There are already complaints that the Fed is rewarding foolish risk-taking by bailing out overindebted companies. A popular GIF portrays a crazed Powell at a lectern shooting out a cloud of dollar bills from a machine-gun-like printing press. “I’ve gotten comments from clients who are worried about the precedent the Fed is setting,” says Kathleen Bostjancic, chief U.S. financial economist at Oxford Economics. She’s not: “I would give Powell an A-plus,” she says.

The Fed isn’t supposed to lose money on its lending, which is why it ordinarily sticks to investing in ultrasafe Treasury bonds and government-guaranteed mortgage-backed securities. The gambit that allows the Fed to lend to weaker borrowers is a guarantee from the Treasury Department to absorb losses. A fifth of the money in the $2.2 trillion Coronavirus Aid, Relief, and Economic Security Act—$454 billion—is earmarked for such lending. The Treasury Department is beginning to put that startup money into a range of special-purpose vehicles that make loans. The Fed amplifies the vehicles’ lending capacity eight- to tenfold by lending money to them. The department will swallow the losses if the borrowers don’t repay.

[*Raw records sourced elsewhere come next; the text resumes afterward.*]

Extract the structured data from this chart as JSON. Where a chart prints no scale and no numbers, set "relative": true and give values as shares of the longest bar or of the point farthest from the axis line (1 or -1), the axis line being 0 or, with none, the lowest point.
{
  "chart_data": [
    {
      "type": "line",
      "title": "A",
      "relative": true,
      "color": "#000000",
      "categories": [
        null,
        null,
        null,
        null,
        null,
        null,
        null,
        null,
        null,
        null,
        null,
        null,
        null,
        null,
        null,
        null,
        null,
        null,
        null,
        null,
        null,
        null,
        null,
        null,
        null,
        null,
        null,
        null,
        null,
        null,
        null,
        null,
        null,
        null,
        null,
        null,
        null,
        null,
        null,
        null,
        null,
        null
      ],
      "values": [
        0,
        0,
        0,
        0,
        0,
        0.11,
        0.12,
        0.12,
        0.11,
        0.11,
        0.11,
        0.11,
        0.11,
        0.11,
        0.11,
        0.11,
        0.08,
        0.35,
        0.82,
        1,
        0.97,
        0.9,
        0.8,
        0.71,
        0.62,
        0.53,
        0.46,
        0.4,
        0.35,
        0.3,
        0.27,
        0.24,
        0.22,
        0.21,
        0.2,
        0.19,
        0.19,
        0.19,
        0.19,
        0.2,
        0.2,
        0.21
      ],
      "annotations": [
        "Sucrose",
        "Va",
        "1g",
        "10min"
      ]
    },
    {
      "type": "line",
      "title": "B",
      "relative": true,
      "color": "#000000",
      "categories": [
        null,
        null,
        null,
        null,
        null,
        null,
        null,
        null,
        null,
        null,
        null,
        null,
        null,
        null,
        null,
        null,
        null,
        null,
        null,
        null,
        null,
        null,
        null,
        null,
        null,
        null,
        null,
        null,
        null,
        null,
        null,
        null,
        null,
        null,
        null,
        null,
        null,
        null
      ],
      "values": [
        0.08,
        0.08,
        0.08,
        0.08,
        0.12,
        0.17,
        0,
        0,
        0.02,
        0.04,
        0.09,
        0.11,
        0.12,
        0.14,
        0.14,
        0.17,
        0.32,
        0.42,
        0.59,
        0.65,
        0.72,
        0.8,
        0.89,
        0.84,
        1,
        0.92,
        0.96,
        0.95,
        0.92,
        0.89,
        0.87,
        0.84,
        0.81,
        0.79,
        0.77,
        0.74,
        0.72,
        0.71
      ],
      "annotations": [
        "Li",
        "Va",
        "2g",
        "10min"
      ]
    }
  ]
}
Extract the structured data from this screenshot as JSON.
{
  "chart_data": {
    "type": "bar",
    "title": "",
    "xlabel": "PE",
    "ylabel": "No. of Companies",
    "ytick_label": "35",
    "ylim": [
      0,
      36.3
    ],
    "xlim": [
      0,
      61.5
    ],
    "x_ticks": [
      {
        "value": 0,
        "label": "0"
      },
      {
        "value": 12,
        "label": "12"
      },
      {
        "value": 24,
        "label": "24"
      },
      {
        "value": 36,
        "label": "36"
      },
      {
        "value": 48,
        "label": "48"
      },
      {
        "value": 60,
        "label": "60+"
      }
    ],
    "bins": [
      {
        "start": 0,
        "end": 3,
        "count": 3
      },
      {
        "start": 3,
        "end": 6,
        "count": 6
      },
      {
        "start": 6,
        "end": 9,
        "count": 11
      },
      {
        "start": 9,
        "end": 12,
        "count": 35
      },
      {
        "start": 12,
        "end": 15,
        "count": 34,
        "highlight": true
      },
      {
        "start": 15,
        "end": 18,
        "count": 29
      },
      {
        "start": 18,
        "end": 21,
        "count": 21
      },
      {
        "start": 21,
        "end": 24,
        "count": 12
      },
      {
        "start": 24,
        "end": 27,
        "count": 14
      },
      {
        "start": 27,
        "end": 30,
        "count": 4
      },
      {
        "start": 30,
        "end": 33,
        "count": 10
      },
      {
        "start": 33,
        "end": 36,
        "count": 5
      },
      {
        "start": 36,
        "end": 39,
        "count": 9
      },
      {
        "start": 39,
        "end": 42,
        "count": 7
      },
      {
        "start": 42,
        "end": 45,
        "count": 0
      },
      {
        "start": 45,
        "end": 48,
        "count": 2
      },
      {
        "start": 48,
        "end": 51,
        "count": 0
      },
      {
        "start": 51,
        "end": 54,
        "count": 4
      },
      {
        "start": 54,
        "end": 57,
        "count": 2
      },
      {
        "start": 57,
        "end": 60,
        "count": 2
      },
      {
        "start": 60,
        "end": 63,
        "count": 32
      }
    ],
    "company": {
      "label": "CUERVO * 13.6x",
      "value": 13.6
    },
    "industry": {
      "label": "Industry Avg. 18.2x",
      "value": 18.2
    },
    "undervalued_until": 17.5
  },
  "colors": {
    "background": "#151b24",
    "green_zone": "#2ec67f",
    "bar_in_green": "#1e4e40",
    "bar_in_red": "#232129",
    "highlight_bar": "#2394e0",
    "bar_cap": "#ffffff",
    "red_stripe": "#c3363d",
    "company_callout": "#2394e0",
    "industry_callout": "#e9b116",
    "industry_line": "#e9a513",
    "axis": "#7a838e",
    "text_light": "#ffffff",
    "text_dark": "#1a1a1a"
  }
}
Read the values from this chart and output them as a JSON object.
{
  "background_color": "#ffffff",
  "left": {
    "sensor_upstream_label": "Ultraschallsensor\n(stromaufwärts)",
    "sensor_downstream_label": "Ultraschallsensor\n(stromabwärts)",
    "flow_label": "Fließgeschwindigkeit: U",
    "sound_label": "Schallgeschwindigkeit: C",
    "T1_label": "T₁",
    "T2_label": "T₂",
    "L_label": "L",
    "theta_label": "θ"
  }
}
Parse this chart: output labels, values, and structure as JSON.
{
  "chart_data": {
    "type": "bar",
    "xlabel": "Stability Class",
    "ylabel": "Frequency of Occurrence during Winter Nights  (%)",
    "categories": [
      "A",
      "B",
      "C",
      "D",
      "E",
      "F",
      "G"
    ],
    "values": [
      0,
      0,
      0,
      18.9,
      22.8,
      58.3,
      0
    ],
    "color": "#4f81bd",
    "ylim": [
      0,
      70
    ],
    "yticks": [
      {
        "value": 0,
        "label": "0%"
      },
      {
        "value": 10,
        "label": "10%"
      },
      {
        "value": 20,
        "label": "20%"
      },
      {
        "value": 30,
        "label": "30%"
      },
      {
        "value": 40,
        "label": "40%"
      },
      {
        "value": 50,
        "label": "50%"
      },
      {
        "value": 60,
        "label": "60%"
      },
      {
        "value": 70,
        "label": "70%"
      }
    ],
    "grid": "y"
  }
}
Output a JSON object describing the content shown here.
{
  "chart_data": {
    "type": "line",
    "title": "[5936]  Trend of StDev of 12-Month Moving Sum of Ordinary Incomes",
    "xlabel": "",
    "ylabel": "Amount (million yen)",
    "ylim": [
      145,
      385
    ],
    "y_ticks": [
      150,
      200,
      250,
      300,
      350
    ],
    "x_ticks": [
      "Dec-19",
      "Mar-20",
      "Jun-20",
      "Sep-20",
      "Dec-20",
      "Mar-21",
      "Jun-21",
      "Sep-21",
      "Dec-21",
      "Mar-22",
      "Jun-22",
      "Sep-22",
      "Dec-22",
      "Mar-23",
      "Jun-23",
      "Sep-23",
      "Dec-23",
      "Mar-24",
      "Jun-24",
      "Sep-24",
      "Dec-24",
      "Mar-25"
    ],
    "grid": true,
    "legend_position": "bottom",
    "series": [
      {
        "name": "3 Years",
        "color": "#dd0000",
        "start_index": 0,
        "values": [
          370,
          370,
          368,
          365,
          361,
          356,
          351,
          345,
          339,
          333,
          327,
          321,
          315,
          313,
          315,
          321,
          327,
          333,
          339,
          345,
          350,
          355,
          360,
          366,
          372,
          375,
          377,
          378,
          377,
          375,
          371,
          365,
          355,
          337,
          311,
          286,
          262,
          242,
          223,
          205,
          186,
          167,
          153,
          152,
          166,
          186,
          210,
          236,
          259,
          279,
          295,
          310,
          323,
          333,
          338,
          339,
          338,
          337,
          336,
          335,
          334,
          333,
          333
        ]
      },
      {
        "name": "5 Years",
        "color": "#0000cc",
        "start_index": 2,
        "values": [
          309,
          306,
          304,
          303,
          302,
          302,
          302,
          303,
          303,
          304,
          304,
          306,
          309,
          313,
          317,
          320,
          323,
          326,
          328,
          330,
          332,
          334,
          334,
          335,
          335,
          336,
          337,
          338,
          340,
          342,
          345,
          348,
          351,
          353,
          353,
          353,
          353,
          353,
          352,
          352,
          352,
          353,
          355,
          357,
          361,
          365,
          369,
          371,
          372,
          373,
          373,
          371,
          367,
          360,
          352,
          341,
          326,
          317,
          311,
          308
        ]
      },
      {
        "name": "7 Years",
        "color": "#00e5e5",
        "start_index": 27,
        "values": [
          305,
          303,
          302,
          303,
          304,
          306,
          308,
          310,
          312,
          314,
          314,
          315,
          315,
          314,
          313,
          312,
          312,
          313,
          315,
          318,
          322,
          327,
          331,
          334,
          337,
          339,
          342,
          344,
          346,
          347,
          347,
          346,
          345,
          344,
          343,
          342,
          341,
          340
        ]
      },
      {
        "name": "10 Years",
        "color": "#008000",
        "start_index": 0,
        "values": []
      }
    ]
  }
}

However, the Fed will start to lose money if the losses exceed the amount the Treasury Department puts in. “Given how fast our thinking about the virus is evolving, we have to be open to that possibility—that things could be much worse than the Fed staff forecast,” says JPMorgan Chase’s Feroli. In the worst case, the Fed might have to go to Congress to ask for more money, which would be a blow to its independence.

Powell is likely to be criticized by some for doing too little and by others for doing too much, just as Bernanke was a bit more than a decade ago; no one can know for sure because there’s only one economy to experiment on.

It’s head-spinning that Powell has gone from Trump’s bête noire to the one person most likely to help the president gain a second term. Trump acknowledged the debt on March 23, saying, “I called him today, and I said, ‘Jerome, good job.’ ” However, he added, “He was a little bit slower than what I’d have liked.” Powell also has support from Democrats in Congress, who appreciate his responsiveness to their questions during the Fed chair’s semi-annual testimony, as well as his impassiveness in the face of Trump’s insults and demands for easy money. There’s no sense that Powell is working for the president’s re-election. “People realize he’s not Trump’s errand boy,” says Feroli.

Bernanke, a student of the bank failures of the Great Depression, was the right person to lead the Fed through the financial crisis. Yellen, a labor economist, was well-placed to chair it during the slow recovery. Now it’s Powell’s chance to show whether a former investment banker can sustain business through a pandemic-induced economic deep freeze. So far, he’s made some fans.